EVIPNet promotes the systematic use of health research evidence in policy-making. Focusing on low and middle-income countries, EVIPNet promotes partnerships at the country level between policy-makers, researchers and civil society in order to facilitate both policy development and policy implementation through the use of the best scientific evidence available. EVIPNet comprises networks that bring together country-level teams, which are coordinated at both regional and global levels.
“If you are poor, actually you need more evidence before you invest [in health], rather than if you are rich.” (Dr. Hassan Mshinda, United Republic of Tanzania)

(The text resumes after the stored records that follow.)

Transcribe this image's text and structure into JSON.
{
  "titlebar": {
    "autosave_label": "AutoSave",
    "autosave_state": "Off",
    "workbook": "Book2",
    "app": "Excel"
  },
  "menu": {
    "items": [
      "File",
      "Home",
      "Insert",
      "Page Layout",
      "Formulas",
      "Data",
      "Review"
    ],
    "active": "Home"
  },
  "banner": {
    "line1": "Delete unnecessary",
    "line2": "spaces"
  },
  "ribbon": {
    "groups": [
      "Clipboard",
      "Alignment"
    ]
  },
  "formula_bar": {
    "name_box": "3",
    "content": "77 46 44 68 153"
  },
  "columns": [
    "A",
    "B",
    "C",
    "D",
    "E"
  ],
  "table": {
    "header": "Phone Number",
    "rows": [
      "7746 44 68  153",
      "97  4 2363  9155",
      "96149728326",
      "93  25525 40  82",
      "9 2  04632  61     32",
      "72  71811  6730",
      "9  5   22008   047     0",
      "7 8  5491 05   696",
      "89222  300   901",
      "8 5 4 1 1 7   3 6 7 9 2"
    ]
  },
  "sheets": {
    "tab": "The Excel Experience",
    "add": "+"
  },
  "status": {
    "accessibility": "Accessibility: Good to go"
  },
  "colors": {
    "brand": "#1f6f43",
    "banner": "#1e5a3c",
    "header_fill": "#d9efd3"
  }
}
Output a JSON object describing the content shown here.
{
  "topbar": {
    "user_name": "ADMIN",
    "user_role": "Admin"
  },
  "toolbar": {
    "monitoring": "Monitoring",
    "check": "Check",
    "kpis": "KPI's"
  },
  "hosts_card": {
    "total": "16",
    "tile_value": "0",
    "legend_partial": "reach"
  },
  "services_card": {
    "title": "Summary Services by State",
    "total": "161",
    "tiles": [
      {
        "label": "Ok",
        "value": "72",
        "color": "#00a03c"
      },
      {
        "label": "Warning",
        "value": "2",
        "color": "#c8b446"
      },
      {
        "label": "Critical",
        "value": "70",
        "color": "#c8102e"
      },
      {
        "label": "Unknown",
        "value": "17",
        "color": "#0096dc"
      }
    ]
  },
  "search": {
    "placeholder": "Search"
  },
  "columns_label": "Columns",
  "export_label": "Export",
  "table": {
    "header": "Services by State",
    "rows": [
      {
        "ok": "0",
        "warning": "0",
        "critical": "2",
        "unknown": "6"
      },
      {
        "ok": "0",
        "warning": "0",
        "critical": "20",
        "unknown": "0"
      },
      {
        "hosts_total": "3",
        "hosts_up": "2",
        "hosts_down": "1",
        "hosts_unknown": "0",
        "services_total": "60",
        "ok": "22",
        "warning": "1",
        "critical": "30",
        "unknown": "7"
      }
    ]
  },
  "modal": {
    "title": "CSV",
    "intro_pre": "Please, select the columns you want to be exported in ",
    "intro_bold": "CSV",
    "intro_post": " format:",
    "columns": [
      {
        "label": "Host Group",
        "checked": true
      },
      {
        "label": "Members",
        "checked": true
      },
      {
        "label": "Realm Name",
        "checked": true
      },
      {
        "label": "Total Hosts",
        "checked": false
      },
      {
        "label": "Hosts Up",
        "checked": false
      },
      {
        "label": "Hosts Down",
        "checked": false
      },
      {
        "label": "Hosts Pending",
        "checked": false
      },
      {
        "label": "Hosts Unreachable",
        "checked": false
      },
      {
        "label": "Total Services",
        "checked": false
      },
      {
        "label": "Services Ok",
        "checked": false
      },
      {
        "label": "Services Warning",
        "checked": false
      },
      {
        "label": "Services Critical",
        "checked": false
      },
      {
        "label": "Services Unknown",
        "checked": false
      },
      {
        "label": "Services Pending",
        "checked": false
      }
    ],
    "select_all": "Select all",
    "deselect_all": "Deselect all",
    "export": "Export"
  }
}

Low and middle income countries have scarce resources to address their health system challenges and need high-quality evidence to use those resources efficiently. Scientific evidence is a fundamental building block to improve the public health situation. If health sector managers and policy-makers ignore evidence on the root causes of problems or what works best to address these problems, they risk wasting precious resources on inadequately designed programmes and policies. The direst consequence of ignoring this evidence is poor health for the population.
“All countries need to step up efforts to increase investment in health research(…). At the same time, full use should be made of scientific evidence, and we should also work to bridge gaps between decision-making and scientific research.” (Chen Zhu, Minister of Health, People’s Republic of China)
The Ministerial Summit on Health Research in Mexico City in November 2004 focused on the need to improve the use of knowledge for better health policies. After the summit a World Health Assembly resolution in May, 2005 called on the World Health Organization: ‘to establish mechanisms to transfer knowledge in support of evidence-based public health and health-care delivery systems, and evidence-based health-related policies’. In response to this call, the World Health Organization (WHO) launched the Evidence-Informed Policy Networks (EVIPNet) in 2005.